Shape memory alloy (SMA) actuators are an attractive solution for many mechatronics applications. Compared to traditional actuation solutions, they provide scalable, linear motion with lower part counts. Low actuation voltages mean they can be readily integrated electrically with control electronics. Their high energy density makes them ideal for applications where actuation volume is restricted, and scaling actuators down has the benefit of increasing their potential bandwidth. Traditionally, the design and manufacture of an SMA actuator is done from stock wire or spring forms of NiTi, with a discrete bias mechanism to provide the required reset force. Reducing the size of SMA actuators increases the difficulty of fixturing this bias mechanism. To address this problem, others have introduced the concept of a monolithic actuator, machined from planar SMA and using local annealing to selectively impart the shape memory effect (SME) to portions of the structure.
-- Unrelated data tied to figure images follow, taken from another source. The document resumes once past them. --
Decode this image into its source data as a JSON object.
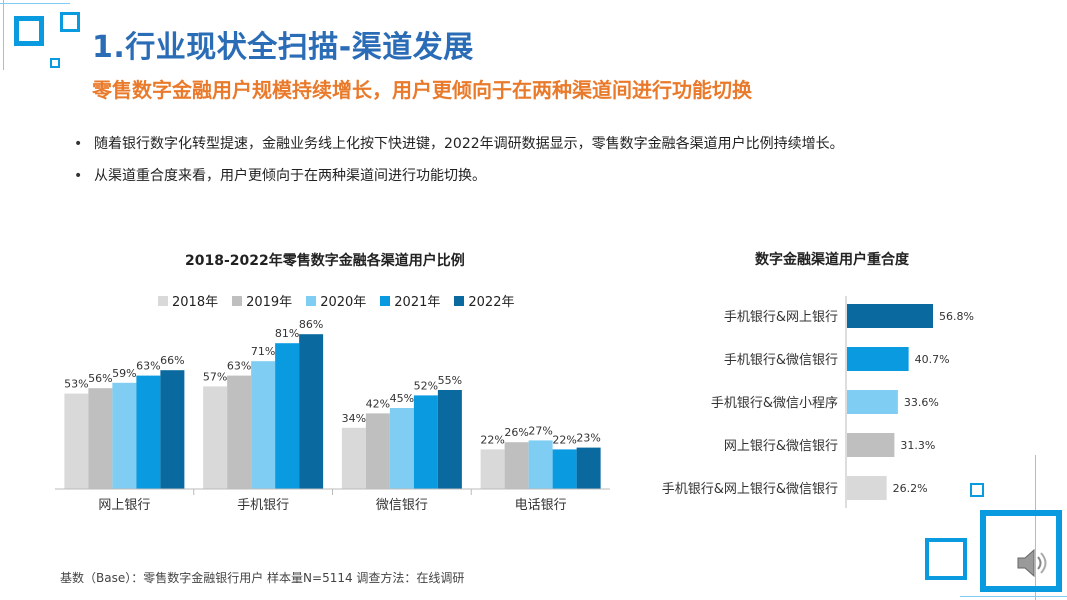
{
  "header": {
    "title": "1.行业现状全扫描-渠道发展",
    "subtitle": "零售数字金融用户规模持续增长，用户更倾向于在两种渠道间进行功能切换"
  },
  "bullets": [
    "随着银行数字化转型提速，金融业务线上化按下快进键，2022年调研数据显示，零售数字金融各渠道用户比例持续增长。",
    "从渠道重合度来看，用户更倾向于在两种渠道间进行功能切换。"
  ],
  "footnote": "基数（Base）：零售数字金融银行用户  样本量N=5114  调查方法：在线调研",
  "colors": {
    "title": "#2a6cb6",
    "subtitle": "#ea7a2b",
    "series": [
      "#d9d9d9",
      "#bfbfbf",
      "#7fcdf2",
      "#0a9ae0",
      "#0a6aa0"
    ],
    "bars2": [
      "#0a6aa0",
      "#0a9ae0",
      "#7fcdf2",
      "#bfbfbf",
      "#d9d9d9"
    ],
    "deco": "#0a9ae0"
  },
  "chart_data": [
    {
      "type": "bar",
      "title": "2018-2022年零售数字金融各渠道用户比例",
      "categories": [
        "网上银行",
        "手机银行",
        "微信银行",
        "电话银行"
      ],
      "series": [
        {
          "name": "2018年",
          "values": [
            53,
            57,
            34,
            22
          ]
        },
        {
          "name": "2019年",
          "values": [
            56,
            63,
            42,
            26
          ]
        },
        {
          "name": "2020年",
          "values": [
            59,
            71,
            45,
            27
          ]
        },
        {
          "name": "2021年",
          "values": [
            63,
            81,
            52,
            22
          ]
        },
        {
          "name": "2022年",
          "values": [
            66,
            86,
            55,
            23
          ]
        }
      ],
      "value_suffix": "%",
      "ylim": [
        0,
        100
      ],
      "legend": "top",
      "grid": false
    },
    {
      "type": "bar",
      "orientation": "horizontal",
      "title": "数字金融渠道用户重合度",
      "categories": [
        "手机银行&网上银行",
        "手机银行&微信银行",
        "手机银行&微信小程序",
        "网上银行&微信银行",
        "手机银行&网上银行&微信银行"
      ],
      "values": [
        56.8,
        40.7,
        33.6,
        31.3,
        26.2
      ],
      "value_suffix": "%",
      "xlim": [
        0,
        70
      ],
      "grid": false
    }
  ]
}
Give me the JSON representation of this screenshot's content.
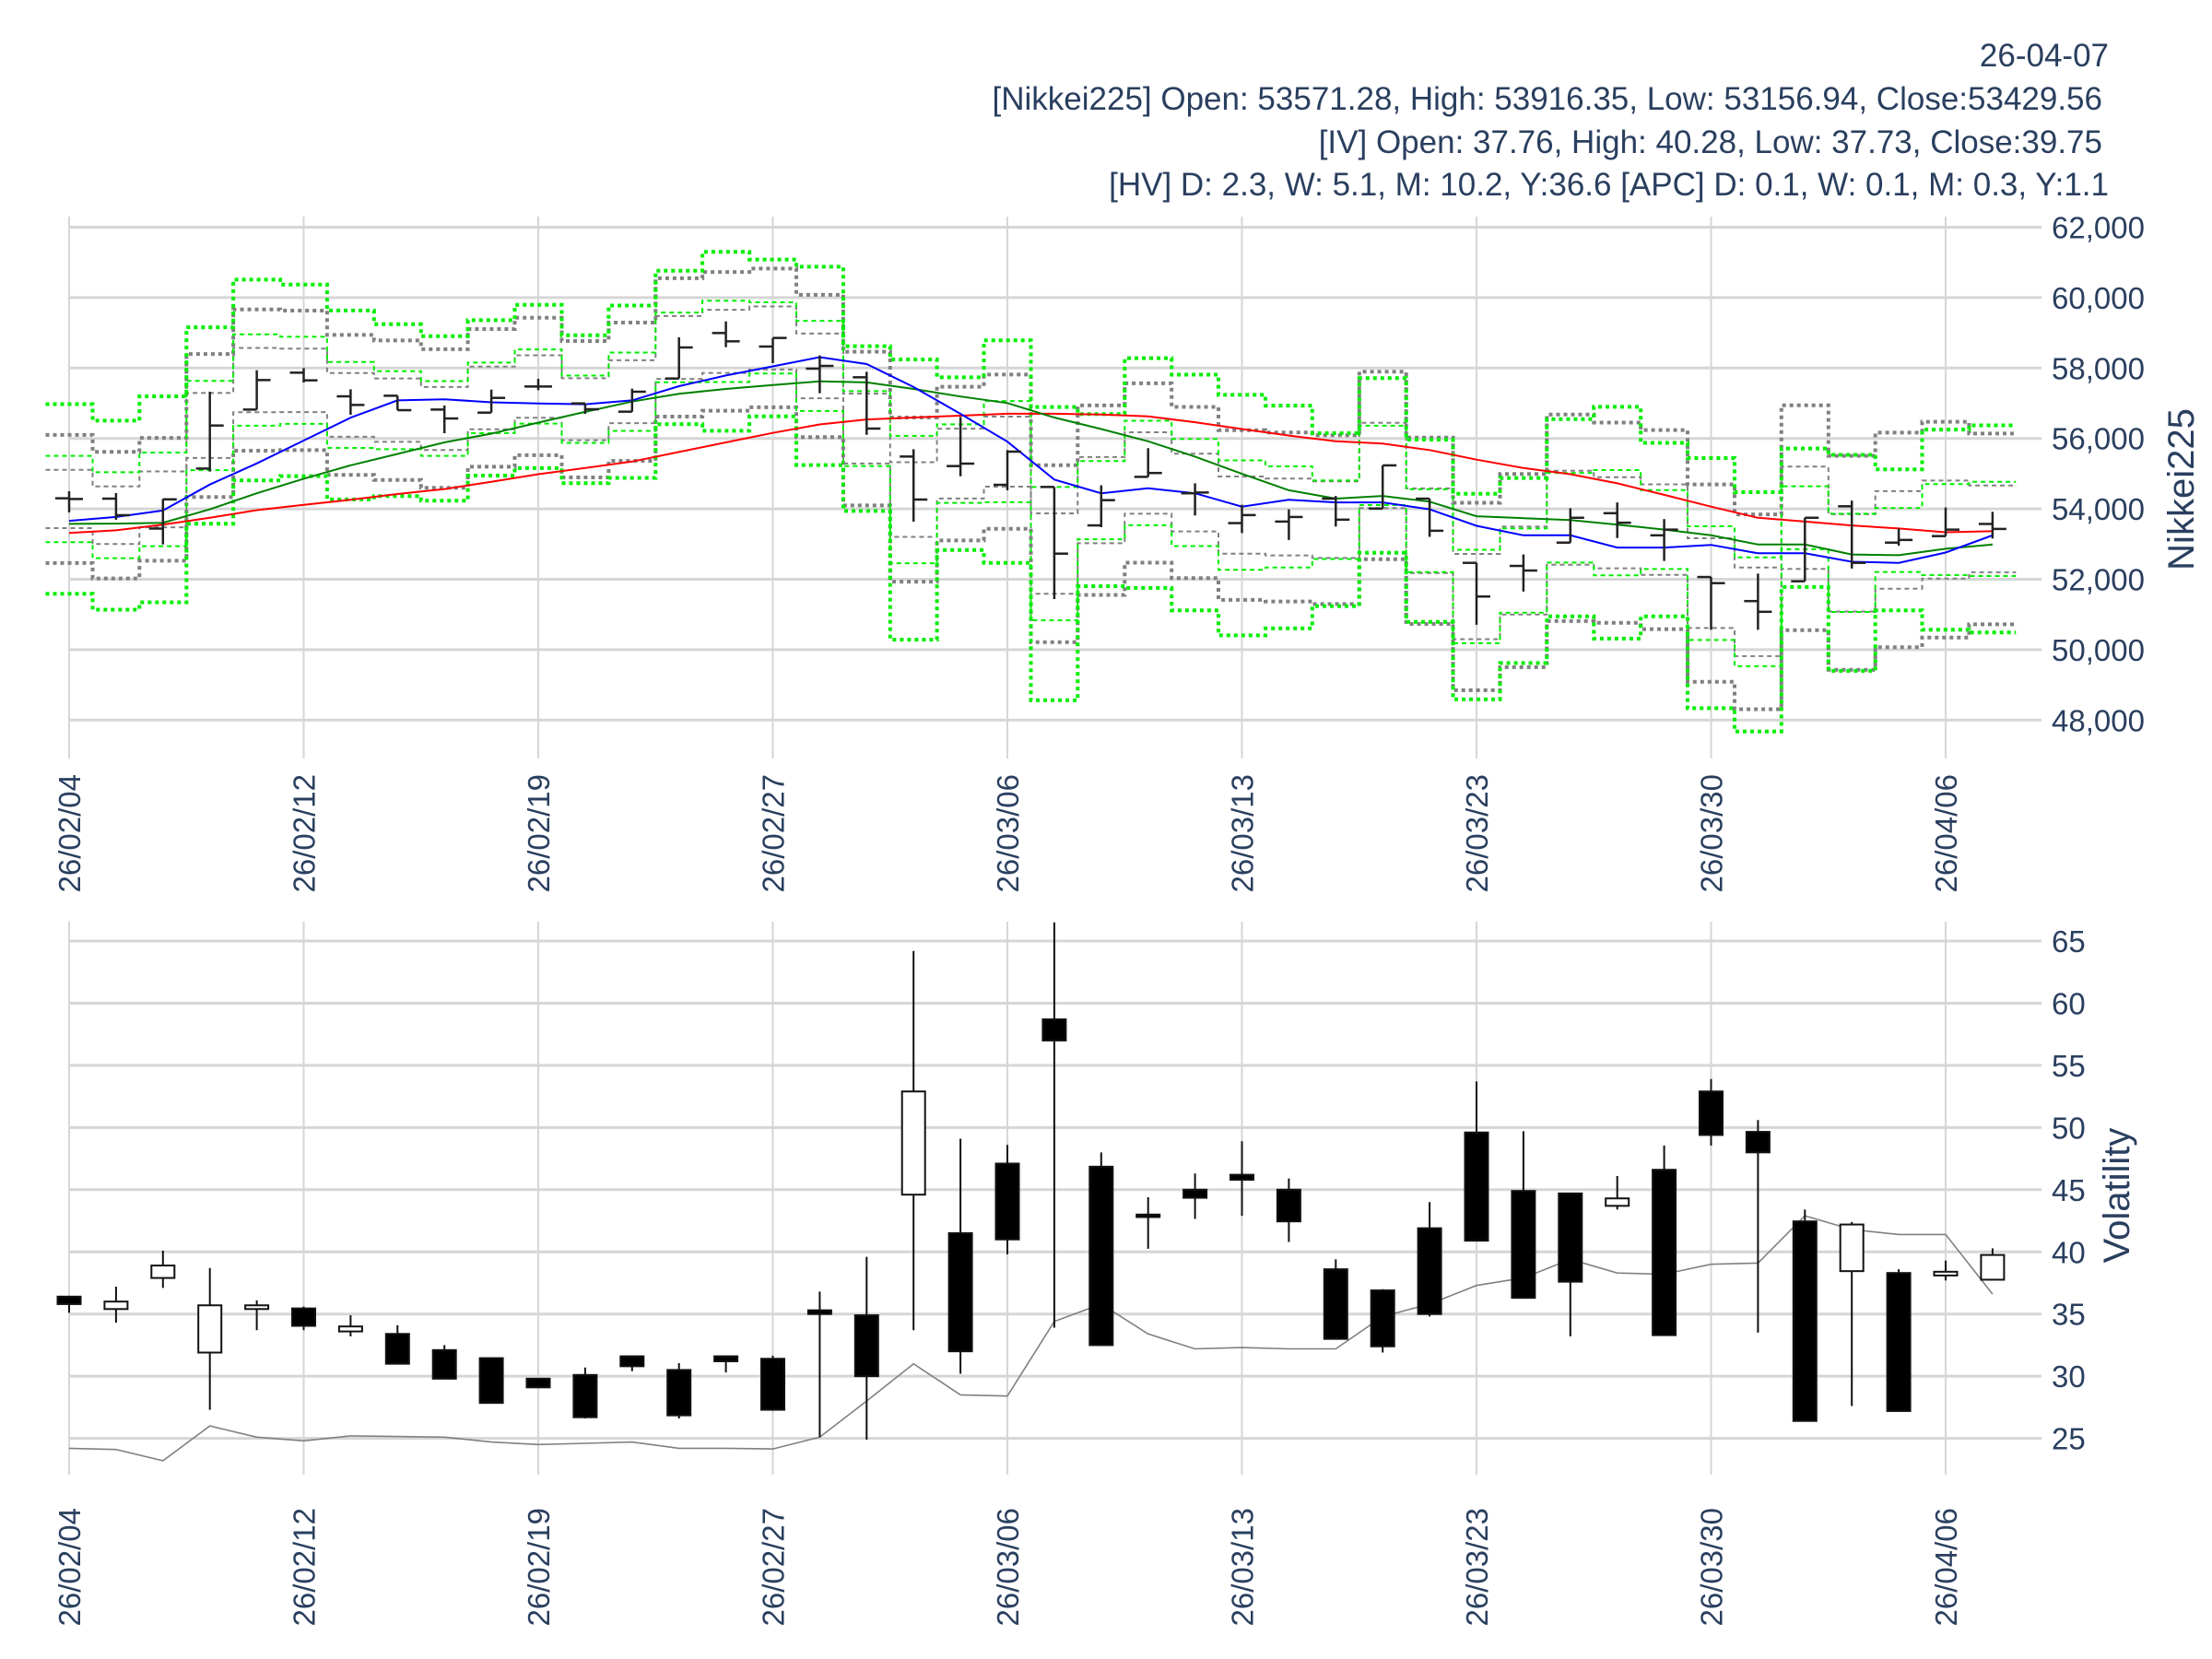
{
  "header": {
    "date": "26-04-07",
    "nikkei_line": "[Nikkei225] Open: 53571.28, High: 53916.35, Low: 53156.94, Close:53429.56",
    "iv_line": "[IV] Open: 37.76, High: 40.28, Low: 37.73, Close:39.75",
    "hv_line": "[HV] D: 2.3, W: 5.1, M: 10.2, Y:36.6 [APC] D: 0.1, W: 0.1, M: 0.3, Y:1.1"
  },
  "colors": {
    "ma_short": "#0000ff",
    "ma_mid": "#008000",
    "ma_long": "#ff0000",
    "band_iv": "#00ee00",
    "band_hv": "#808080",
    "hv_line": "#808080",
    "axis_text": "#2a3f5f",
    "grid": "#d6d6d6"
  },
  "chart_data": [
    {
      "type": "ohlc",
      "ylabel": "Nikkei225",
      "ylim": [
        47200,
        62400
      ],
      "yticks": [
        48000,
        50000,
        52000,
        54000,
        56000,
        58000,
        60000,
        62000
      ],
      "ytick_labels": [
        "48,000",
        "50,000",
        "52,000",
        "54,000",
        "56,000",
        "58,000",
        "60,000",
        "62,000"
      ],
      "x_ticks": [
        {
          "i": 0,
          "label": "26/02/04"
        },
        {
          "i": 5,
          "label": "26/02/12"
        },
        {
          "i": 10,
          "label": "26/02/19"
        },
        {
          "i": 15,
          "label": "26/02/27"
        },
        {
          "i": 20,
          "label": "26/03/06"
        },
        {
          "i": 25,
          "label": "26/03/13"
        },
        {
          "i": 30,
          "label": "26/03/23"
        },
        {
          "i": 35,
          "label": "26/03/30"
        },
        {
          "i": 40,
          "label": "26/04/06"
        }
      ],
      "open": [
        54300,
        54290,
        53440,
        55145,
        56820,
        57868,
        57196,
        57213,
        56820,
        56733,
        57475,
        56995,
        56760,
        57702,
        58994,
        58610,
        57982,
        57737,
        55486,
        55215,
        54683,
        54622,
        53530,
        54909,
        54442,
        53595,
        53639,
        54290,
        54008,
        54290,
        52466,
        52379,
        53041,
        53877,
        53248,
        52064,
        51380,
        51944,
        54073,
        53041,
        53226,
        53571.28
      ],
      "high": [
        54500,
        54450,
        54280,
        57327,
        57938,
        57998,
        57396,
        57213,
        56934,
        57388,
        57693,
        56995,
        57414,
        58872,
        59325,
        58854,
        58357,
        57894,
        55695,
        56612,
        55669,
        54622,
        54670,
        55724,
        54725,
        54116,
        53986,
        54366,
        55235,
        54290,
        52466,
        52705,
        54018,
        54182,
        53710,
        52064,
        52162,
        53747,
        54236,
        53443,
        54040,
        53916.35
      ],
      "low": [
        53900,
        53690,
        52990,
        55058,
        56820,
        57588,
        56672,
        56803,
        56148,
        56733,
        57370,
        56699,
        56760,
        57702,
        58592,
        58139,
        57283,
        56105,
        53635,
        54927,
        54526,
        51436,
        53480,
        54909,
        53812,
        53313,
        53117,
        53497,
        54008,
        53204,
        50707,
        51651,
        53041,
        53172,
        52520,
        50565,
        50565,
        51944,
        52304,
        52954,
        53226,
        53156.94
      ],
      "close": [
        54280,
        53820,
        54270,
        56367,
        57658,
        57650,
        56951,
        56803,
        56567,
        57152,
        57475,
        56830,
        57327,
        58584,
        58758,
        58854,
        58060,
        56280,
        54264,
        55285,
        55625,
        52728,
        54247,
        55018,
        54464,
        53823,
        53769,
        53693,
        55235,
        53378,
        51510,
        52248,
        53747,
        53606,
        53410,
        51890,
        51076,
        53747,
        52466,
        53117,
        53410,
        53429.56
      ],
      "ma_short": [
        53660,
        53770,
        53953,
        54692,
        55290,
        55940,
        56590,
        57081,
        57113,
        57027,
        56994,
        56972,
        57081,
        57483,
        57787,
        58047,
        58308,
        58113,
        57461,
        56700,
        55908,
        54833,
        54442,
        54583,
        54442,
        54062,
        54258,
        54182,
        54182,
        53986,
        53519,
        53248,
        53248,
        52900,
        52900,
        52976,
        52737,
        52737,
        52498,
        52466,
        52758,
        53248
      ],
      "ma_mid": [
        53573,
        53580,
        53606,
        53986,
        54442,
        54855,
        55235,
        55561,
        55887,
        56136,
        56451,
        56755,
        57048,
        57266,
        57407,
        57516,
        57624,
        57592,
        57407,
        57190,
        57005,
        56593,
        56266,
        55919,
        55484,
        54996,
        54529,
        54290,
        54366,
        54203,
        53791,
        53736,
        53682,
        53552,
        53410,
        53248,
        52987,
        52987,
        52705,
        52683,
        52867,
        52987
      ],
      "ma_long": [
        53313,
        53389,
        53552,
        53747,
        53964,
        54116,
        54258,
        54421,
        54562,
        54768,
        54985,
        55159,
        55344,
        55615,
        55887,
        56158,
        56397,
        56538,
        56593,
        56647,
        56701,
        56701,
        56679,
        56625,
        56462,
        56266,
        56082,
        55919,
        55854,
        55669,
        55398,
        55159,
        54985,
        54725,
        54399,
        54062,
        53747,
        53639,
        53530,
        53443,
        53335,
        53367
      ],
      "band_sigmas": [
        1,
        2.2
      ],
      "band_trading_days": 252
    },
    {
      "type": "candlestick",
      "ylabel": "Volatility",
      "ylim": [
        22,
        67
      ],
      "yticks": [
        25,
        30,
        35,
        40,
        45,
        50,
        55,
        60,
        65
      ],
      "ytick_labels": [
        "25",
        "30",
        "35",
        "40",
        "45",
        "50",
        "55",
        "60",
        "65"
      ],
      "x_ticks": [
        {
          "i": 0,
          "label": "26/02/04"
        },
        {
          "i": 5,
          "label": "26/02/12"
        },
        {
          "i": 10,
          "label": "26/02/19"
        },
        {
          "i": 15,
          "label": "26/02/27"
        },
        {
          "i": 20,
          "label": "26/03/06"
        },
        {
          "i": 25,
          "label": "26/03/13"
        },
        {
          "i": 30,
          "label": "26/03/23"
        },
        {
          "i": 35,
          "label": "26/03/30"
        },
        {
          "i": 40,
          "label": "26/04/06"
        }
      ],
      "iv_open": [
        36.4,
        35.4,
        37.9,
        31.9,
        35.4,
        35.45,
        33.6,
        33.4,
        32.1,
        31.45,
        29.8,
        30.1,
        31.6,
        30.5,
        31.6,
        31.4,
        35.3,
        34.9,
        44.6,
        41.5,
        47.1,
        58.7,
        46.85,
        43.0,
        45.0,
        46.2,
        45.0,
        38.6,
        36.9,
        41.9,
        49.6,
        44.9,
        44.7,
        43.7,
        46.6,
        52.9,
        49.65,
        42.45,
        38.45,
        38.3,
        38.1,
        37.76
      ],
      "iv_high": [
        36.4,
        37.2,
        40.1,
        38.7,
        36.1,
        35.6,
        34.9,
        34.1,
        32.5,
        31.45,
        29.8,
        30.7,
        31.6,
        31.05,
        31.6,
        31.65,
        36.8,
        39.6,
        64.2,
        49.1,
        48.6,
        66.5,
        48.0,
        44.4,
        46.3,
        48.9,
        45.9,
        39.4,
        37.0,
        44.0,
        53.7,
        49.7,
        44.7,
        46.1,
        48.55,
        53.9,
        50.6,
        43.4,
        42.4,
        38.6,
        39.3,
        40.28
      ],
      "iv_low": [
        35.1,
        34.3,
        37.1,
        27.3,
        33.7,
        33.7,
        33.2,
        31.0,
        29.8,
        27.85,
        29.1,
        26.6,
        30.4,
        26.6,
        30.3,
        27.3,
        25.1,
        24.9,
        33.7,
        30.2,
        39.8,
        33.9,
        32.5,
        40.25,
        42.65,
        42.9,
        40.8,
        33.0,
        31.9,
        34.8,
        40.9,
        36.3,
        33.2,
        43.4,
        33.3,
        48.55,
        33.5,
        26.4,
        27.6,
        27.2,
        37.7,
        37.73
      ],
      "iv_close": [
        35.8,
        36.0,
        38.9,
        35.7,
        35.7,
        34.05,
        34.0,
        31.0,
        29.8,
        27.85,
        29.1,
        26.7,
        30.8,
        26.85,
        31.2,
        27.3,
        35.0,
        30.0,
        52.9,
        32.0,
        41.0,
        57.0,
        32.5,
        42.8,
        44.35,
        45.8,
        42.45,
        33.0,
        32.4,
        35.0,
        40.9,
        36.3,
        37.6,
        44.3,
        33.3,
        49.4,
        48.0,
        26.4,
        42.2,
        27.2,
        38.4,
        39.75
      ],
      "hv": [
        24.2,
        24.1,
        23.2,
        26.0,
        25.1,
        24.8,
        25.2,
        25.15,
        25.1,
        24.7,
        24.5,
        24.6,
        24.7,
        24.2,
        24.2,
        24.15,
        25.1,
        28.0,
        31.0,
        28.5,
        28.4,
        34.4,
        35.8,
        33.4,
        32.2,
        32.3,
        32.2,
        32.2,
        34.8,
        35.8,
        37.3,
        37.9,
        39.4,
        38.3,
        38.2,
        39.0,
        39.1,
        42.9,
        41.8,
        41.4,
        41.4,
        36.6
      ]
    }
  ]
}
This paper proposes an alternative approach to monolithic SMA actuator fabrication, using powder fabrication techniques. Several advantages of this approach are described, including the potential for fabrication of so-called "hybrid" monolithic actuators with functionally graded areas. Finite element model (FEM) results are presented demonstrating the advantages of the hybrid approach over more traditional monolithic construction.